Grey clouds scudding across the top of the sky, with white ones streaming east below, and the occasional patch of blue. Suddenly there's a burst of white sunlight from the south. The daytime skies out here are constantly in motion; at night, they tend to calm down, and either be overcast, or still and full of bright bright stars and planets.

Sunday, I got up, reset the clocks that needed resetting, saw Soren off to his niece's volleyball game (her team got creamed, I gather), and then took two buses down to Burien. A different bus from downtown this time, as an experiment, so a different route: I now know where several bars and stores I've read about are... well, at least one bus that passes them.

The Who's Tommy was better than I expected. The plot is still somewhat thin and full of holes (though fewer than the movie), but the company (Burien Little Theatre) was quite competent, and did really well with minimal props. One effect I particularly liked in the first act was having three doors in frames on wheels: when Tommy was being examined by doctors, they would push him through a door, then close it in his parents' faces, and spin the doors around them. For anyone who's dealt with a loved one in hospitals in that sort of way, it's really evocative.

One minor quibble: the young man playing the adult Tommy had a weird physical affectation, one that I've seen before in actors: not quite jazz hands, but very evocative of them. How to describe? Upper arms never more than four inches away from waist, so all motion conveyed with forearms and hands splayed. (Think of the white gloves in "Magic to Do," but with a body attached.) Why do directors do/allow that?

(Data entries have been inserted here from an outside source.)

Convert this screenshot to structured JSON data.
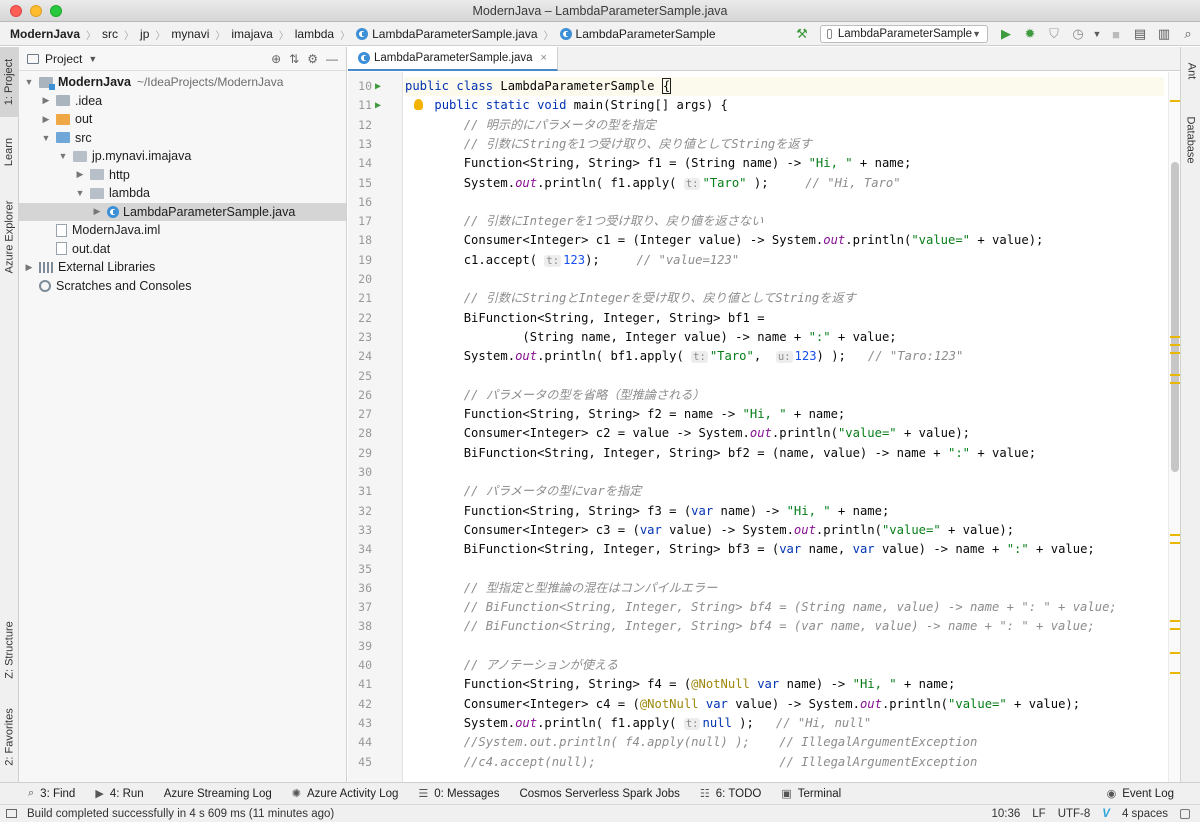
{
  "window": {
    "title": "ModernJava – LambdaParameterSample.java"
  },
  "breadcrumb": [
    "ModernJava",
    "src",
    "jp",
    "mynavi",
    "imajava",
    "lambda",
    "LambdaParameterSample.java",
    "LambdaParameterSample"
  ],
  "run_config": {
    "label": "LambdaParameterSample"
  },
  "left_tabs": [
    {
      "label": "1: Project"
    },
    {
      "label": "Learn"
    },
    {
      "label": "Azure Explorer"
    },
    {
      "label": "Z: Structure"
    },
    {
      "label": "2: Favorites"
    }
  ],
  "right_tabs": [
    {
      "label": "Ant"
    },
    {
      "label": "Database"
    }
  ],
  "project_panel": {
    "title": "Project",
    "tree": [
      {
        "label": "ModernJava",
        "path": "~/IdeaProjects/ModernJava",
        "depth": 0,
        "arrow": "▼",
        "icon": "module"
      },
      {
        "label": ".idea",
        "path": "",
        "depth": 1,
        "arrow": "▶",
        "icon": "folder"
      },
      {
        "label": "out",
        "path": "",
        "depth": 1,
        "arrow": "▶",
        "icon": "orange"
      },
      {
        "label": "src",
        "path": "",
        "depth": 1,
        "arrow": "▼",
        "icon": "blue"
      },
      {
        "label": "jp.mynavi.imajava",
        "path": "",
        "depth": 2,
        "arrow": "▼",
        "icon": "pkg"
      },
      {
        "label": "http",
        "path": "",
        "depth": 3,
        "arrow": "▶",
        "icon": "pkg"
      },
      {
        "label": "lambda",
        "path": "",
        "depth": 3,
        "arrow": "▼",
        "icon": "pkg"
      },
      {
        "label": "LambdaParameterSample.java",
        "path": "",
        "depth": 4,
        "arrow": "▶",
        "icon": "class"
      },
      {
        "label": "ModernJava.iml",
        "path": "",
        "depth": 1,
        "arrow": "",
        "icon": "file"
      },
      {
        "label": "out.dat",
        "path": "",
        "depth": 1,
        "arrow": "",
        "icon": "file"
      },
      {
        "label": "External Libraries",
        "path": "",
        "depth": 0,
        "arrow": "▶",
        "icon": "libs"
      },
      {
        "label": "Scratches and Consoles",
        "path": "",
        "depth": 0,
        "arrow": "",
        "icon": "scratch"
      }
    ]
  },
  "editor": {
    "tab_label": "LambdaParameterSample.java",
    "lines": [
      {
        "n": "10",
        "run": true,
        "current": true,
        "tokens": [
          [
            "kw",
            "public class "
          ],
          [
            "",
            "LambdaParameterSample "
          ],
          [
            "caret",
            "{"
          ]
        ]
      },
      {
        "n": "11",
        "run": true,
        "current": false,
        "tokens": [
          [
            "",
            "    "
          ],
          [
            "kw",
            "public static void "
          ],
          [
            "",
            "main(String[] args) {"
          ]
        ]
      },
      {
        "n": "12",
        "tokens": [
          [
            "",
            "        "
          ],
          [
            "cm",
            "// 明示的にパラメータの型を指定"
          ]
        ]
      },
      {
        "n": "13",
        "tokens": [
          [
            "",
            "        "
          ],
          [
            "cm",
            "// 引数にStringを1つ受け取り、戻り値としてStringを返す"
          ]
        ]
      },
      {
        "n": "14",
        "tokens": [
          [
            "",
            "        Function<String, String> f1 = (String name) -> "
          ],
          [
            "str",
            "\"Hi, \""
          ],
          [
            "",
            " + name;"
          ]
        ]
      },
      {
        "n": "15",
        "tokens": [
          [
            "",
            "        System."
          ],
          [
            "fld",
            "out"
          ],
          [
            "",
            ".println( f1.apply( "
          ],
          [
            "hint",
            "t:"
          ],
          [
            "str",
            "\"Taro\""
          ],
          [
            "",
            " );     "
          ],
          [
            "cm",
            "// \"Hi, Taro\""
          ]
        ]
      },
      {
        "n": "16",
        "tokens": []
      },
      {
        "n": "17",
        "tokens": [
          [
            "",
            "        "
          ],
          [
            "cm",
            "// 引数にIntegerを1つ受け取り、戻り値を返さない"
          ]
        ]
      },
      {
        "n": "18",
        "tokens": [
          [
            "",
            "        Consumer<Integer> c1 = (Integer value) -> System."
          ],
          [
            "fld",
            "out"
          ],
          [
            "",
            ".println("
          ],
          [
            "str",
            "\"value=\""
          ],
          [
            "",
            " + value);"
          ]
        ]
      },
      {
        "n": "19",
        "tokens": [
          [
            "",
            "        c1.accept( "
          ],
          [
            "hint",
            "t:"
          ],
          [
            "num",
            "123"
          ],
          [
            "",
            ");     "
          ],
          [
            "cm",
            "// \"value=123\""
          ]
        ]
      },
      {
        "n": "20",
        "tokens": []
      },
      {
        "n": "21",
        "tokens": [
          [
            "",
            "        "
          ],
          [
            "cm",
            "// 引数にStringとIntegerを受け取り、戻り値としてStringを返す"
          ]
        ]
      },
      {
        "n": "22",
        "tokens": [
          [
            "",
            "        BiFunction<String, Integer, String> bf1 ="
          ]
        ]
      },
      {
        "n": "23",
        "tokens": [
          [
            "",
            "                (String name, Integer value) -> name + "
          ],
          [
            "str",
            "\":\""
          ],
          [
            "",
            " + value;"
          ]
        ]
      },
      {
        "n": "24",
        "tokens": [
          [
            "",
            "        System."
          ],
          [
            "fld",
            "out"
          ],
          [
            "",
            ".println( bf1.apply( "
          ],
          [
            "hint",
            "t:"
          ],
          [
            "str",
            "\"Taro\""
          ],
          [
            "",
            ",  "
          ],
          [
            "hint",
            "u:"
          ],
          [
            "num",
            "123"
          ],
          [
            "",
            ") );   "
          ],
          [
            "cm",
            "// \"Taro:123\""
          ]
        ]
      },
      {
        "n": "25",
        "tokens": []
      },
      {
        "n": "26",
        "tokens": [
          [
            "",
            "        "
          ],
          [
            "cm",
            "// パラメータの型を省略（型推論される）"
          ]
        ]
      },
      {
        "n": "27",
        "tokens": [
          [
            "",
            "        Function<String, String> f2 = name -> "
          ],
          [
            "str",
            "\"Hi, \""
          ],
          [
            "",
            " + name;"
          ]
        ]
      },
      {
        "n": "28",
        "tokens": [
          [
            "",
            "        Consumer<Integer> c2 = value -> System."
          ],
          [
            "fld",
            "out"
          ],
          [
            "",
            ".println("
          ],
          [
            "str",
            "\"value=\""
          ],
          [
            "",
            " + value);"
          ]
        ]
      },
      {
        "n": "29",
        "tokens": [
          [
            "",
            "        BiFunction<String, Integer, String> bf2 = (name, value) -> name + "
          ],
          [
            "str",
            "\":\""
          ],
          [
            "",
            " + value;"
          ]
        ]
      },
      {
        "n": "30",
        "tokens": []
      },
      {
        "n": "31",
        "tokens": [
          [
            "",
            "        "
          ],
          [
            "cm",
            "// パラメータの型にvarを指定"
          ]
        ]
      },
      {
        "n": "32",
        "tokens": [
          [
            "",
            "        Function<String, String> f3 = ("
          ],
          [
            "kw",
            "var"
          ],
          [
            "",
            " name) -> "
          ],
          [
            "str",
            "\"Hi, \""
          ],
          [
            "",
            " + name;"
          ]
        ]
      },
      {
        "n": "33",
        "tokens": [
          [
            "",
            "        Consumer<Integer> c3 = ("
          ],
          [
            "kw",
            "var"
          ],
          [
            "",
            " value) -> System."
          ],
          [
            "fld",
            "out"
          ],
          [
            "",
            ".println("
          ],
          [
            "str",
            "\"value=\""
          ],
          [
            "",
            " + value);"
          ]
        ]
      },
      {
        "n": "34",
        "tokens": [
          [
            "",
            "        BiFunction<String, Integer, String> bf3 = ("
          ],
          [
            "kw",
            "var"
          ],
          [
            "",
            " name, "
          ],
          [
            "kw",
            "var"
          ],
          [
            "",
            " value) -> name + "
          ],
          [
            "str",
            "\":\""
          ],
          [
            "",
            " + value;"
          ]
        ]
      },
      {
        "n": "35",
        "tokens": []
      },
      {
        "n": "36",
        "tokens": [
          [
            "",
            "        "
          ],
          [
            "cm",
            "// 型指定と型推論の混在はコンパイルエラー"
          ]
        ]
      },
      {
        "n": "37",
        "tokens": [
          [
            "",
            "        "
          ],
          [
            "cm",
            "// BiFunction<String, Integer, String> bf4 = (String name, value) -> name + \": \" + value;"
          ]
        ]
      },
      {
        "n": "38",
        "tokens": [
          [
            "",
            "        "
          ],
          [
            "cm",
            "// BiFunction<String, Integer, String> bf4 = (var name, value) -> name + \": \" + value;"
          ]
        ]
      },
      {
        "n": "39",
        "tokens": []
      },
      {
        "n": "40",
        "tokens": [
          [
            "",
            "        "
          ],
          [
            "cm",
            "// アノテーションが使える"
          ]
        ]
      },
      {
        "n": "41",
        "tokens": [
          [
            "",
            "        Function<String, String> f4 = ("
          ],
          [
            "ann",
            "@NotNull "
          ],
          [
            "kw",
            "var"
          ],
          [
            "",
            " name) -> "
          ],
          [
            "str",
            "\"Hi, \""
          ],
          [
            "",
            " + name;"
          ]
        ]
      },
      {
        "n": "42",
        "tokens": [
          [
            "",
            "        Consumer<Integer> c4 = ("
          ],
          [
            "ann",
            "@NotNull "
          ],
          [
            "kw",
            "var"
          ],
          [
            "",
            " value) -> System."
          ],
          [
            "fld",
            "out"
          ],
          [
            "",
            ".println("
          ],
          [
            "str",
            "\"value=\""
          ],
          [
            "",
            " + value);"
          ]
        ]
      },
      {
        "n": "43",
        "tokens": [
          [
            "",
            "        System."
          ],
          [
            "fld",
            "out"
          ],
          [
            "",
            ".println( f1.apply( "
          ],
          [
            "hint",
            "t:"
          ],
          [
            "kw",
            "null"
          ],
          [
            "",
            " );   "
          ],
          [
            "cm",
            "// \"Hi, null\""
          ]
        ]
      },
      {
        "n": "44",
        "tokens": [
          [
            "",
            "        "
          ],
          [
            "cm",
            "//System.out.println( f4.apply(null) );    // IllegalArgumentException"
          ]
        ]
      },
      {
        "n": "45",
        "tokens": [
          [
            "",
            "        "
          ],
          [
            "cm",
            "//c4.accept(null);                         // IllegalArgumentException"
          ]
        ]
      }
    ]
  },
  "tool_windows": [
    {
      "label": "3: Find",
      "icon": "⌕"
    },
    {
      "label": "4: Run",
      "icon": "▶"
    },
    {
      "label": "Azure Streaming Log",
      "icon": ""
    },
    {
      "label": "Azure Activity Log",
      "icon": "✺"
    },
    {
      "label": "0: Messages",
      "icon": "☰"
    },
    {
      "label": "Cosmos Serverless Spark Jobs",
      "icon": ""
    },
    {
      "label": "6: TODO",
      "icon": "☷"
    },
    {
      "label": "Terminal",
      "icon": "▣"
    }
  ],
  "event_log": {
    "label": "Event Log"
  },
  "status": {
    "message": "Build completed successfully in 4 s 609 ms (11 minutes ago)",
    "position": "10:36",
    "line_sep": "LF",
    "encoding": "UTF-8",
    "indent": "4 spaces"
  },
  "colors": {
    "keyword": "#0033b3",
    "string": "#067d17",
    "comment": "#8c8c8c",
    "annotation": "#9e880d",
    "static_field": "#871094",
    "number": "#1750eb",
    "run_green": "#3d9a3d",
    "accent": "#4a88c7"
  }
}
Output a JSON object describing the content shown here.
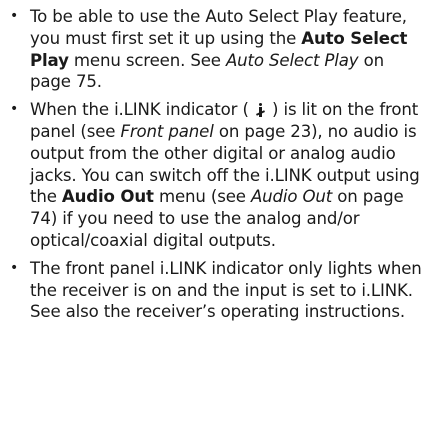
{
  "bullet_glyph": "•",
  "notes": [
    {
      "t1": "To be able to use the Auto Select Play feature, you must first set it up using the ",
      "b1": "Auto Select Play",
      "t2": " menu screen. See ",
      "i1": "Auto Select Play",
      "t3": " on page 75."
    },
    {
      "t1": "When the i.LINK indicator ( ",
      "icon": "ilink-icon",
      "t2": " ) is lit on the front panel (see ",
      "i1": "Front panel",
      "t3": " on page 23), no audio is output from the other digital or analog audio jacks. You can switch off the i.LINK output using the ",
      "b1": "Audio Out",
      "t4": " menu (see ",
      "i2": "Audio Out",
      "t5": " on page 74) if you need to use the analog and/or optical/coaxial digital outputs."
    },
    {
      "t1": "The front panel i.LINK indicator only lights when the receiver is on and the input is set to i.LINK. See also the receiver’s operating instructions."
    }
  ]
}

After the show, I wandered over to CC's Lounge, where I stood at the piano and sang with the player at times, and danced with several women; from there, I headed back north to Changes, where I did karaoke until I started falling asleep.

Yesterday was more or less recovery for Soren and me, while Jane went out. Writing, job-hunting, puttering, and contemplating the inability of most Lord of the Rings fanfic writers to get the tone right. Today threatens to be a bad weather day (though right now it's light), so domesticity might be in order.